Harvey Weinstein's Oscar Bait movie of the year is a good-feel movie about a young dark skinned Indian boy who gets separated from his family and ends up living on the streets of Calcutta for many years, is adopted by an Australian family but after 20 years becomes obsessed with trying to find his family. The first part of the movie, about the dark skinned boy Saroo getting lost and walking around aimlessly through Calcutta is very powerful, and the early parts of him adjusting to adopted life in another country is good, but then the movie goes "20 years later" and five shades lighter so Hollywood's go-to Indian Dev Patel can play him, but once he becomes obsessed with the family he "left behind", the movie becomes a slow-paced bore, featuring a good fifteen minutes of scenes of the guy walking aimlessly through the streets with flashbacks to his youth, and nearly endless scenes of him waking up in the afternoon after falling asleep on his couch in front of Google Maps. The end again, sorta brings the movie to the solid level the movie was on, but it needed a good 10 to 15 minutes of him being all depressed to be cut and thrown out. And I mentioned it in the Roads to the Oscars thread but Nicole Kidman delivers one helluva perfomance, all the botox in the world can't hold that woman back from harnessing some of the greatest acting talent ever.

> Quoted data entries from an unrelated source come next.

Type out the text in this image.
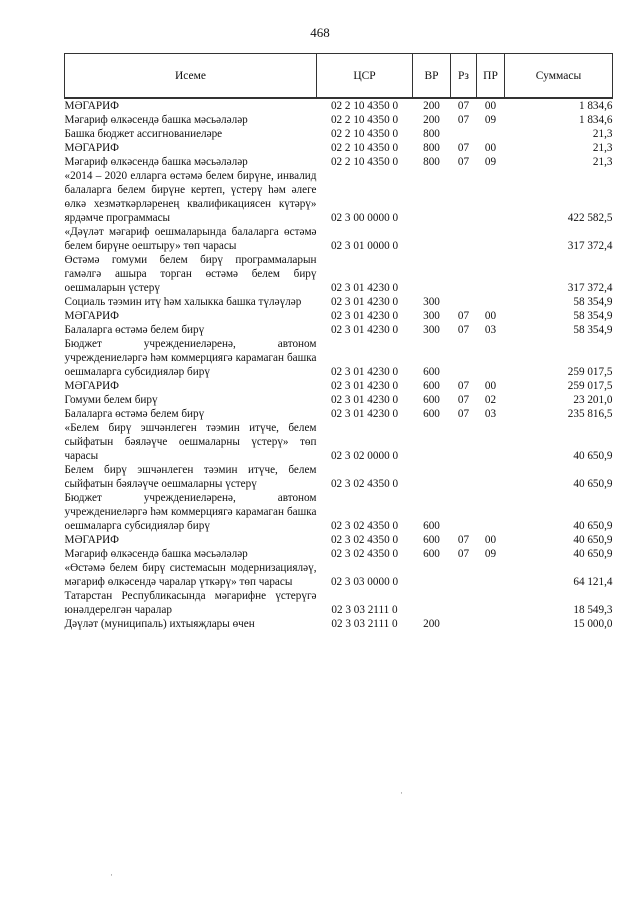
468
Исеме	ЦСР	ВР	Рз	ПР	Суммасы
МӘГАРИФ	02 2 10 4350 0	200	07	00	1 834,6
Мәгариф өлкәсендә башка мәсьәләләр	02 2 10 4350 0	200	07	09	1 834,6
Башка бюджет ассигнованиеләре	02 2 10 4350 0	800			21,3
МӘГАРИФ	02 2 10 4350 0	800	07	00	21,3
Мәгариф өлкәсендә башка мәсьәләләр	02 2 10 4350 0	800	07	09	21,3
«2014 – 2020 елларга өстәмә белем бирүне, инвалид балаларга белем бирүне кертеп, үстерү һәм әлеге өлкә хезмәткәрләренең квалификациясен күтәрү» ярдәмче программасы	02 3 00 0000 0				422 582,5
«Дәүләт мәгариф оешмаларында балаларга өстәмә белем бирүне оештыру» төп чарасы	02 3 01 0000 0				317 372,4
Өстәмә гомуми белем бирү программаларын гамәлгә ашыра торган өстәмә белем бирү оешмаларын үстерү	02 3 01 4230 0				317 372,4
Социаль тәэмин итү һәм халыкка башка түләүләр	02 3 01 4230 0	300			58 354,9
МӘГАРИФ	02 3 01 4230 0	300	07	00	58 354,9
Балаларга өстәмә белем бирү	02 3 01 4230 0	300	07	03	58 354,9
Бюджет учреждениеләренә, автоном учреждениеләргә һәм коммерциягә карамаган башка оешмаларга субсидияләр бирү	02 3 01 4230 0	600			259 017,5
МӘГАРИФ	02 3 01 4230 0	600	07	00	259 017,5
Гомуми белем бирү	02 3 01 4230 0	600	07	02	23 201,0
Балаларга өстәмә белем бирү	02 3 01 4230 0	600	07	03	235 816,5
«Белем бирү эшчәнлеген тәэмин итүче, белем сыйфатын бәяләүче оешмаларны үстерү» төп чарасы	02 3 02 0000 0				40 650,9
Белем бирү эшчәнлеген тәэмин итүче, белем сыйфатын бәяләүче оешмаларны үстерү	02 3 02 4350 0				40 650,9
Бюджет учреждениеләренә, автоном учреждениеләргә һәм коммерциягә карамаган башка оешмаларга субсидияләр бирү	02 3 02 4350 0	600			40 650,9
МӘГАРИФ	02 3 02 4350 0	600	07	00	40 650,9
Мәгариф өлкәсендә башка мәсьәләләр	02 3 02 4350 0	600	07	09	40 650,9
«Өстәмә белем бирү системасын модернизацияләү, мәгариф өлкәсендә чаралар үткәрү» төп чарасы	02 3 03 0000 0				64 121,4
Татарстан Республикасында мәгарифне үстерүгә юнәлдерелгән чаралар	02 3 03 2111 0				18 549,3
Дәүләт (муниципаль) ихтыяҗлары өчен	02 3 03 2111 0	200			15 000,0
·
·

@FlyRy @MartyMcFly @Sensitive Blake Griffin @HHR @Nature Boy Ric Flair @wire28
If ya'll ain't seen this yet, go see it ASAP. I almost wanted to make a separate thread for this movie, it's just so awesome. It's from Taika Waititi (What We Do In The Shadows) and is just a wildly entertaining movie about a "troublemaker" fat kid being adopted by a nice farmer lady and her bitter old husband (Sam Neill). She dies soon after and child protection wants to take him away again, so he runs off, the old man goes after him and they end up stuck in the woods, but local authorities are convinced that he has kidnapped the boy, so now they both go on the run and have a big bonding experience as they ensue on hijinks in the New Zealand outland. Or as they say in the movie, it's the Skux Life!
A very poetic war movie in the most literal sense. It tells the story of a doctor serving in the Portugese army during the Angolan war through real life letters written between him and his wife, which are narrated by the person the letter is sent to. Since most letters are written to the wife, she narrates almost the entire movie with passion, detailing the doctor's love for her but also the pointlessness of the desolate war. With only sporadic scenes of actual dialogue in the movie and the entire movie being in stark black & white, it's far from a typical movie and not easy to sit through, but also manages to be very engrossing.